Your average person learned everything they know about blackjack from watching Rain Man. They learned that you can make money at a casino by hitting the blackjack table and counting cards. They learned that you need to be a math wiz or a savant to count cards. And finally, they learned that if you count cards properly you can get rich quick and walk out of the casino overflowing with cash.

Of course, none of that is true. I don’t blame Rain Man. That scene played out like most card-counting scenes in the movies and like most movies, the drama of the scene is more important than realism. Real card counting, however, doesn’t take a genius, but it takes considerably more time to make money. Instead of making millions in one night, it would be more realistic for that to happen in a year or a few years of consistent play.

Before I explain card counting, let me say this: I do not endorse card counting. Though it is not illegal, the casinos don’t appreciate it and if you are caught counting cards you will be asked to leave and may even be banned from that chain of casinos. In the old days of Vegas, worse things happened to you than that. Counting cards isn’t cheating, but it’s still frowned upon by the casinos, who don’t like the advantage it gives players. You should also note that it is not possible to count cards online, due to the random number generator acting as if the deck is shuffled after each card is dealt.

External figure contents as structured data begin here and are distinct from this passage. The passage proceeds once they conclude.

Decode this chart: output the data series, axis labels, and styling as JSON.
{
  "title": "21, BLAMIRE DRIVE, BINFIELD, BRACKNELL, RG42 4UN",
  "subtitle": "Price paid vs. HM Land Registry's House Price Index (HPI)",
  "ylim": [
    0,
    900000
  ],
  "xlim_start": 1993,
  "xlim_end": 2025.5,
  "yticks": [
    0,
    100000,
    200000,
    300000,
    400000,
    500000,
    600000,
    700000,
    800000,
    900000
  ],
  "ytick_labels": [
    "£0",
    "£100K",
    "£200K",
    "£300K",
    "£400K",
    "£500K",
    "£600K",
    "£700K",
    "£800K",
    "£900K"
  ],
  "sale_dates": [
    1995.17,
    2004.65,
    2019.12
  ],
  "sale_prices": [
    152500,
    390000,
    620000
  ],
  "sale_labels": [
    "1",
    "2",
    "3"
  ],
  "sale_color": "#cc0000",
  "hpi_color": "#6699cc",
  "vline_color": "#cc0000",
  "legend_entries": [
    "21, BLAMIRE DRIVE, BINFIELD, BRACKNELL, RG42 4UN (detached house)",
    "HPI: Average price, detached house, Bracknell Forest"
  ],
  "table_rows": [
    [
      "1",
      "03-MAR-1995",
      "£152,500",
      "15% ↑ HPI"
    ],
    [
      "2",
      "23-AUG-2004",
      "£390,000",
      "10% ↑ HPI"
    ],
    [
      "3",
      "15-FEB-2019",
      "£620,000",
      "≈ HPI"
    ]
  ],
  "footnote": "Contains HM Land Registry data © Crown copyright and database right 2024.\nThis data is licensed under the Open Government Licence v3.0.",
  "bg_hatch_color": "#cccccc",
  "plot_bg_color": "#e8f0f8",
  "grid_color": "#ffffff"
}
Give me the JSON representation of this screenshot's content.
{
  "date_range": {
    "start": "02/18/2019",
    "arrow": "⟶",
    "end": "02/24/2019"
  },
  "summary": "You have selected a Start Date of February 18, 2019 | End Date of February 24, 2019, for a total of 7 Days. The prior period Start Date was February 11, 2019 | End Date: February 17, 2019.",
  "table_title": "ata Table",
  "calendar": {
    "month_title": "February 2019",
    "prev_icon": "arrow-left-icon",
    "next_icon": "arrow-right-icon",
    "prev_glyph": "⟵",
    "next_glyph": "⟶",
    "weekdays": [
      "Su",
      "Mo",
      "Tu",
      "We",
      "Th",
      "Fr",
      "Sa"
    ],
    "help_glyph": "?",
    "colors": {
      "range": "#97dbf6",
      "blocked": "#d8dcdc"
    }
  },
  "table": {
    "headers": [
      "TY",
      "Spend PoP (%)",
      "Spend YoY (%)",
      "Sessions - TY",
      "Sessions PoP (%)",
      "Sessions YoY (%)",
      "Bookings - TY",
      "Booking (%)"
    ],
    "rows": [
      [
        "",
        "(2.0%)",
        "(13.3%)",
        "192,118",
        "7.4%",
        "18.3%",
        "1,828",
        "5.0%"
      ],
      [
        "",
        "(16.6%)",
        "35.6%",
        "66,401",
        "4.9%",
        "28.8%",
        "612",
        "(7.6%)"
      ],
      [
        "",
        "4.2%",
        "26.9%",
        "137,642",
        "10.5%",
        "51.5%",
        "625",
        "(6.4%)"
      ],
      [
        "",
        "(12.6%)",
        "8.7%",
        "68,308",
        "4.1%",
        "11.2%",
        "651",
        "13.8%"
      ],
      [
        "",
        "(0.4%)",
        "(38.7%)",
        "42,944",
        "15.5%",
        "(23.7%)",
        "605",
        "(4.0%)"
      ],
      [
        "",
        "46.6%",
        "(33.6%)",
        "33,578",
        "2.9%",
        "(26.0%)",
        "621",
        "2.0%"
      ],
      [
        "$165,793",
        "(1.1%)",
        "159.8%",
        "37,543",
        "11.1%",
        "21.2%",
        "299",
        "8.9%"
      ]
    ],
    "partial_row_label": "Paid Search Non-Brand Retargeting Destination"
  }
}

So what is card counting? Card counting, when done, should be done in conjunction with blackjack basic strategy. Where the counting comes in is in determining how many 10-value cards are remaining in the decks. Tens are more advantageous for the players than lower cards because more tens produce more blackjacks (which usually pay out 3:2). Therefore, a deck (or decks) rich in tens is good for the player and one that is low on tens is bad for the player. A card counter will usually bet high when there are a lot of tens in play and bet low when there are not.

That sounds complicated, right? So why don’t you need to be a math genius? For one thing, you’re not really keeping an accurate count of the cards that are played. That would require a math wiz. Instead of keeping track of all of the cards that are played and comparing that to the cards in the deck to determine which cards have not been played, card counters usually use a simple plus/minus system.

Instead of keeping track of every card that is played (2, 3, 4, etc.), card counters only track whether a card was high or low. High cards are tens and low cards are everything else. Though I’m not going to go into detail here about how to count cards, the basics are this: Simple card counting systems use a plus and minus one ratio. In this system, high cards are given a value of -1 and low cards are given a value of +1. As cards are dealt to the players and the dealer, the player adds or subtracts from the count accordingly. When the count gets high, there are a lot of tens left to play and the players will bet higher. When the count is low, they bet lower because there aren’t many tens left.

Sorry if I ruined that iconic scene from Rain Man for you. If it helps, the movie was right about one thing: K-Mart sucks.